Tuesday, 28 March 2017

Creative Writing: Abandoning a Story



Within the "Short Stories" folder on my hard drive I have four sub-folders:

1. Write
2. Rewrite
3. Revise
4. Sell

These four folders represent the four stages each of my short stories go through, with the first three essentially representing the three major drafts most writers would suggest you create when writing. Some of my stories graduate from each folder faster than others. Some get sent back after sitting in the "Sell" folder too long. But nothing gets tossed aside. Everything's useful.

At least, that's what I thought.

I've been in the process of rewriting all of my pre-Soci of Metro short stories. It's safe to say that working on a project the size of Soci of Metro has honed my writing, rewriting, and editing skills, and I've found great satisfaction in applying those technical skills as well as my newly developed style to my older work. There's some stuff on my hard drive I haven't touched in years—stories I was convinced (at least when I wrote them) were complete in every way—and now they're far better and far more concise reads.

Anyway, there was one story I've been putting off revisiting for months. The story's name was American Stranger, and it's a story I knew I'd have to abandon.

I've written about American Stranger before. It was the first short story I ever wrote, and the first I ever tried to sell. It was originally called Nine Days, and it was awful. I can't describe how awful it was, because it was awful in every way. But then again, aren't all first attempts? That's what I told myself, and so I left Nine Days for some time before rewriting it and renaming it American Stranger.

Everything was different, but the core idea remained: If the sun rose red, and the world's electronic communications shut off, and all batteries started dying, and the clocks stopped, and the cars wouldn't start, how would the world look after nine days from the perspective of a young adult (not the YA kind) who lived alone in a small rural town?

American Stranger was a better story, purely on the basis that it had character. But it didn't have characters. They were static stereotypes of the kind of people I saw during my younger years in my semi-rural home town.

So I left American Stranger for three years, I wrote a novel, and I even wrote two better stories based on the premise and world of American Stranger. And now I drag the story back out again, and I give it a read, and oh-sweet-baby-jesus it's garbage.

Why is the crazy American crazy? Why is he American? Why does he have a working car when all the other cars have died? Why do the two main characters keep cracking jokes while the world ends around them? Why is there a dream sequence? Did I write this? Did I try and sell this?

The answer to those questions is yes. Wait, no it's not. Forget I said that. The point is, whether I like it or not, I have a story so broken that it can't be fixed without writing something entirely new. And I mean way beyond the process of rewriting.

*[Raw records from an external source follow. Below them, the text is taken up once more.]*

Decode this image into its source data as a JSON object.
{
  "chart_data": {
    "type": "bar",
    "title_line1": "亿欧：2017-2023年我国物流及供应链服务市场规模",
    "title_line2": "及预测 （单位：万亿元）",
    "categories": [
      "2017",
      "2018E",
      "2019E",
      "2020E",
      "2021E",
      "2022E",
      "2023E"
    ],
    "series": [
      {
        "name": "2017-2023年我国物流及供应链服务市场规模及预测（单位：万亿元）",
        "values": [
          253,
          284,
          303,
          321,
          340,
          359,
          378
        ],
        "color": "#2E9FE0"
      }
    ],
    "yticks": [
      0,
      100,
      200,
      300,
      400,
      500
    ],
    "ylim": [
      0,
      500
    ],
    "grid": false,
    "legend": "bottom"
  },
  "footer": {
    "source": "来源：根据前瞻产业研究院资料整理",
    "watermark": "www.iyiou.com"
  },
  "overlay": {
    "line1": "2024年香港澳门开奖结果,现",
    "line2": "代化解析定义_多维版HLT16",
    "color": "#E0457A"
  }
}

I mean something that'd take so long, I'm not sure it's worth doing.

As I said, I've written two other stories based on the premise and world of American Stranger. My failed first attempt at writing fiction has given birth to better work, even if I have to send American Stranger to the vets to be put down. It's not so bad. I'll just tell everyone that I was taking it there for a checkup and it died in the car. That's what my parents told us about our cat Magpie.

Thoughts and prayers for Magpie. She licked her bum a lot.